Poland performed strongly during the financial crisis and the global slowdown. It has entered 2011 with robust growth. However, authorities are aware of rising strains within the economy as the economy is operating close to potential output. Inflation is above the target set by the Central Bank. It is expected to stay around 3.0 per cent during this year. Public finances weakened significantly in 2009 and deteriorated further in 2010. The budget deficit was around 8% of GDP last year. A reduction of 1-2 percentage points is expected for this year.

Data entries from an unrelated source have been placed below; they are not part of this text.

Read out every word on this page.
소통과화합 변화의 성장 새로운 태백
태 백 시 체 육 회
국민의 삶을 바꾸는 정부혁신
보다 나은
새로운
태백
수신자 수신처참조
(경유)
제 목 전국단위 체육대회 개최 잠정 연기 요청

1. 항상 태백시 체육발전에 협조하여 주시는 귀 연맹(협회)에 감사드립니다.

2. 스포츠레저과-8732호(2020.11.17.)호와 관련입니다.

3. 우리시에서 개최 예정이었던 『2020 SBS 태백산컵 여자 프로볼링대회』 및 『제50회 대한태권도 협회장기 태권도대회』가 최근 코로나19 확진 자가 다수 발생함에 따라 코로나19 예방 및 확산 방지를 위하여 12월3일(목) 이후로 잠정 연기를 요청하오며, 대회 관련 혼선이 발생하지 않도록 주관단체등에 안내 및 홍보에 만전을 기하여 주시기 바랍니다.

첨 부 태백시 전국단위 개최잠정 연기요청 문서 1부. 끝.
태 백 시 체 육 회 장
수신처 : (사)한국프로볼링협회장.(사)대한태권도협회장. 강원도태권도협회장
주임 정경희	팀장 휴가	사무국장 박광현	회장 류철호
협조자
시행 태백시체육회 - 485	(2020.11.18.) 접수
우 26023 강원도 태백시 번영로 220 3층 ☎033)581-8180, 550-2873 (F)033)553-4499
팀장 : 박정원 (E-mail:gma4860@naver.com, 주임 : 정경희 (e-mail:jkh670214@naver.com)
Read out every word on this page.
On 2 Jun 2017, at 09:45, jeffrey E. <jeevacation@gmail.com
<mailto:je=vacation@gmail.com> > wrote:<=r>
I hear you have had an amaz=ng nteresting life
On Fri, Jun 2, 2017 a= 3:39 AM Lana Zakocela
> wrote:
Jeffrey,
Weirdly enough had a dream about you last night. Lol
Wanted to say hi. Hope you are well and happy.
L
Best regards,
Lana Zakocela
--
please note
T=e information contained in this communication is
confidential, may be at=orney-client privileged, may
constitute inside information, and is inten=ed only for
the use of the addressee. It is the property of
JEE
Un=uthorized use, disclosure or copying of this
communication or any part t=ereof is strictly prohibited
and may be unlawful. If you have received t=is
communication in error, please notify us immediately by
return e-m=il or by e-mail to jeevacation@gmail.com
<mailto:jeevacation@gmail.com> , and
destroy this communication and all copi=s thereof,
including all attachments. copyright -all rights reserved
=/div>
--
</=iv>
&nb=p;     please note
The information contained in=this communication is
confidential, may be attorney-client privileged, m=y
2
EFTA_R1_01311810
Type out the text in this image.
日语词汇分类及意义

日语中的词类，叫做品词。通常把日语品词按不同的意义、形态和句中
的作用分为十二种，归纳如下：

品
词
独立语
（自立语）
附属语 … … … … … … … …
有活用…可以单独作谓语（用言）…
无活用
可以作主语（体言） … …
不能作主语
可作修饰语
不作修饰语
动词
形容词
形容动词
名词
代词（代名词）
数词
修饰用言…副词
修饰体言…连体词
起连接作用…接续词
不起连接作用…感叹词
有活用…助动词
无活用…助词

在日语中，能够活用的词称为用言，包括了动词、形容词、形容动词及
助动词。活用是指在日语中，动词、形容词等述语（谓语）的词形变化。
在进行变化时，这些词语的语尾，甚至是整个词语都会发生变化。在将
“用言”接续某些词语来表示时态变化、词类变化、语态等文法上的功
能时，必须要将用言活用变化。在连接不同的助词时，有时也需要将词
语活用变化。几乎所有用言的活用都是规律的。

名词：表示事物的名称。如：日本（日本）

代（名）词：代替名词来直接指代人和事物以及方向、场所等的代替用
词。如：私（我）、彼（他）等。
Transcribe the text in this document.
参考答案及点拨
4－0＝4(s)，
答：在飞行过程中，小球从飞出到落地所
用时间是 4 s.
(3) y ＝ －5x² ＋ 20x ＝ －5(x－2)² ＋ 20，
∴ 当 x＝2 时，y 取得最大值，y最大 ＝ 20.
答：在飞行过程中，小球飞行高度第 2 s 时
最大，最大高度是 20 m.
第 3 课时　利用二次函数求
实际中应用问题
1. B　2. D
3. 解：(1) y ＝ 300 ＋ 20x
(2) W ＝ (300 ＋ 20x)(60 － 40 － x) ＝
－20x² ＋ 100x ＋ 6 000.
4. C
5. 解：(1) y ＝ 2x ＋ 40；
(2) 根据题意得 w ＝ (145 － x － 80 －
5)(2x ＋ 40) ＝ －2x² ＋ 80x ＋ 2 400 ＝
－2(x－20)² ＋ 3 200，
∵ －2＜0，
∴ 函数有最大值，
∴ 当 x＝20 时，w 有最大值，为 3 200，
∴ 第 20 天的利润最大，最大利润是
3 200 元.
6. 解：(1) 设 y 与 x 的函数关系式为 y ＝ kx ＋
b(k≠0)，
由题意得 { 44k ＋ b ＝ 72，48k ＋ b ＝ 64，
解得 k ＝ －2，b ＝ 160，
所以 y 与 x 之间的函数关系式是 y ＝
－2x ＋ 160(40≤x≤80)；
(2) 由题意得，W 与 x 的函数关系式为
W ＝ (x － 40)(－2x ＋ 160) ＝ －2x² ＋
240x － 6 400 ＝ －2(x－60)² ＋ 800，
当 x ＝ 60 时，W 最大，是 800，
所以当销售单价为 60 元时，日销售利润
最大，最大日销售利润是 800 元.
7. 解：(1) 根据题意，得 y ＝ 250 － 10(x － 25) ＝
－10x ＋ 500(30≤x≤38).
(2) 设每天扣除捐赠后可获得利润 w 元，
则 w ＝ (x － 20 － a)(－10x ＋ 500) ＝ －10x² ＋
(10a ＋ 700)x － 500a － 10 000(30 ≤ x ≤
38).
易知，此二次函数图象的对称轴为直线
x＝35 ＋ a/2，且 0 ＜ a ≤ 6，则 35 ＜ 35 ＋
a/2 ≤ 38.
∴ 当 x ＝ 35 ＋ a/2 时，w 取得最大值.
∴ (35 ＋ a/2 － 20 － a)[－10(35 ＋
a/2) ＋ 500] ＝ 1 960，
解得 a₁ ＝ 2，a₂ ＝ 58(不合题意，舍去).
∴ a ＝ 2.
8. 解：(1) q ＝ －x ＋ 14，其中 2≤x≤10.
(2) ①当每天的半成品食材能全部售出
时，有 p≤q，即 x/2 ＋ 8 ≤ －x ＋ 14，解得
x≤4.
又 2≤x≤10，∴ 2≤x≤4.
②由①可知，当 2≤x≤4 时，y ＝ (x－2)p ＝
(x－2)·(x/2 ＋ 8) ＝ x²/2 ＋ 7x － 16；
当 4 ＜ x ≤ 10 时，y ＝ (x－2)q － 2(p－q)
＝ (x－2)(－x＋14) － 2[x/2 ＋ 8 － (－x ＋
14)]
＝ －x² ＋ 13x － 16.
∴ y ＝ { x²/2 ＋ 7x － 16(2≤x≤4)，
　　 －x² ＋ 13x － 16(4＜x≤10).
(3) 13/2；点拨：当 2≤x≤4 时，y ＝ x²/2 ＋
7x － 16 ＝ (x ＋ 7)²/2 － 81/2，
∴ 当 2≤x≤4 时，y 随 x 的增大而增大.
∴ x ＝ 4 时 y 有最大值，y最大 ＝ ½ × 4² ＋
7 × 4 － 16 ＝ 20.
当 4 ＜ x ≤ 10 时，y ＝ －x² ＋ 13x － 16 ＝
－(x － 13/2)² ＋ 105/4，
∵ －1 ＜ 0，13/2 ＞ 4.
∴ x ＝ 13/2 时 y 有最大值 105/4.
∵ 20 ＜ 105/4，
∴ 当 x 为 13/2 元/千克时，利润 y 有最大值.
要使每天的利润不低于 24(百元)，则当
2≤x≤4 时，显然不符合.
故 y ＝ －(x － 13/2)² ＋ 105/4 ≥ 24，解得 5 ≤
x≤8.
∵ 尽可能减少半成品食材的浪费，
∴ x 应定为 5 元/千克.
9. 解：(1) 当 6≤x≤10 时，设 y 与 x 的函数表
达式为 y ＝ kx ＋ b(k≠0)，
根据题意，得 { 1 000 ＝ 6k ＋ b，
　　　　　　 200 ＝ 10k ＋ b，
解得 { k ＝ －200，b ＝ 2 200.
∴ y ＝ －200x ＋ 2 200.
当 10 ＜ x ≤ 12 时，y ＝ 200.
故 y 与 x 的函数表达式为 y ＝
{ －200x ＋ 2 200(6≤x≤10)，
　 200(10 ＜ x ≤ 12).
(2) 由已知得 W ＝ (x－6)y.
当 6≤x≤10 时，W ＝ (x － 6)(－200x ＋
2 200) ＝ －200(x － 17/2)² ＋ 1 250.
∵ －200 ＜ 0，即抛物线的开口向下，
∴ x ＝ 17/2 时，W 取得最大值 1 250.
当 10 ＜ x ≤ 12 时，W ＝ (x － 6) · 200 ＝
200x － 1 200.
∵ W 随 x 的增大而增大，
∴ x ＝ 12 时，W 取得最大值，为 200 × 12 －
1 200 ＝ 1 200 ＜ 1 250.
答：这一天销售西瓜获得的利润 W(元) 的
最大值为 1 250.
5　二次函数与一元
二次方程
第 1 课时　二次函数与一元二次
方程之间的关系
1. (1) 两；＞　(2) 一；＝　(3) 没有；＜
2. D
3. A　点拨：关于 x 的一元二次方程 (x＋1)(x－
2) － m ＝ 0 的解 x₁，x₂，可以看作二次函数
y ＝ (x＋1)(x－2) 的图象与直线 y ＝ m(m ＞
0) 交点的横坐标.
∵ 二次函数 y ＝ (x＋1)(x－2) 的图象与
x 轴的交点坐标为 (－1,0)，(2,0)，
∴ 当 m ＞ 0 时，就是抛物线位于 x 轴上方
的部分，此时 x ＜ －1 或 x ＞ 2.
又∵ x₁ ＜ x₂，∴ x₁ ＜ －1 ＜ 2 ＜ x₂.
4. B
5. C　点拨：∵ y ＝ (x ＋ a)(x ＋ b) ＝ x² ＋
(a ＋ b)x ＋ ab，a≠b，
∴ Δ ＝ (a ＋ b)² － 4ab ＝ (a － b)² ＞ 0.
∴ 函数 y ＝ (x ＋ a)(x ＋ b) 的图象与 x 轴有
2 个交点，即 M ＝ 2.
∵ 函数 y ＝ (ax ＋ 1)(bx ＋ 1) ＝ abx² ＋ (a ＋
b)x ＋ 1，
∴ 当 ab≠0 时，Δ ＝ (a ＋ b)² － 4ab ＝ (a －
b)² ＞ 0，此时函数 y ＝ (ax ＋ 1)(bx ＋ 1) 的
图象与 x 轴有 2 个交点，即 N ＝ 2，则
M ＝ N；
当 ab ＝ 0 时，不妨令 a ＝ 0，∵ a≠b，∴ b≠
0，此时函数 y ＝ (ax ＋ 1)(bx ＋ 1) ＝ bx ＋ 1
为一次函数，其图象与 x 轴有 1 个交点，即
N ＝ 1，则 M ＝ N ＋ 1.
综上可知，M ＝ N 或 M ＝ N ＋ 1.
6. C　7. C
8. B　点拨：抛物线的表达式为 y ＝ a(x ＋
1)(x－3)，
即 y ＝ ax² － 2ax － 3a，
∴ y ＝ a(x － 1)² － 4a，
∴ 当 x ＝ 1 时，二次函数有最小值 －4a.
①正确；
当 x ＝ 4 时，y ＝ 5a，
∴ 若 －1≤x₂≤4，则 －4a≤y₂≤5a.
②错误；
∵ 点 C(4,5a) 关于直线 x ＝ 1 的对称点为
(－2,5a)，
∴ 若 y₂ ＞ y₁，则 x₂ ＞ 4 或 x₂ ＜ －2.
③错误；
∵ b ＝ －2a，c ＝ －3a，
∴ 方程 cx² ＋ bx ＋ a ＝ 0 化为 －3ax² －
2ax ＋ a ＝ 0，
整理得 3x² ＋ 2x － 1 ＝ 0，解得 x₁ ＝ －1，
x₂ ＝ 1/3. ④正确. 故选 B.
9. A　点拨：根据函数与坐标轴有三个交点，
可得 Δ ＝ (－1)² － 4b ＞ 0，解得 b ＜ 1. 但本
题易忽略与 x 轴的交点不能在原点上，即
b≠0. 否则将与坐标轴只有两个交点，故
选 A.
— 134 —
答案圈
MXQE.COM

Monetary policy is being tightened in order to curb inflation (the Central Bank raised the policy rate by 25bp on Wednesday). The zloty weakened sharply during the second half of 2009 but has since February last year strengthened markedly. PLN is likely to strengthen further – with the Central Bank´s blessing. Euro conversion is not a priority issue. Poland is still outside ERM2 and no target date is set for participation.
Parliamentary election is scheduled for October 23, 2011. PM Donald Tusk is likely to continue in power with a coalition government. For investors, a government based on Civic Platform and Donald Tusk as PM would provide continued political stability. Civic Platform, has a narrow agenda though. The current budget lacks structural reforms, so will the 2012 budget be as it will be prepared and presented before the autumn elections. There are no indications that the remaining part of the mandate will be used to tackle longer term problems facing Poland.
The equity market may be able to perform in double digits in 2011 but the risk to that is on the downside, especially as we cannot rule out renewed Eurozone turbulence, which tends to have a substantial impact on the Polish market.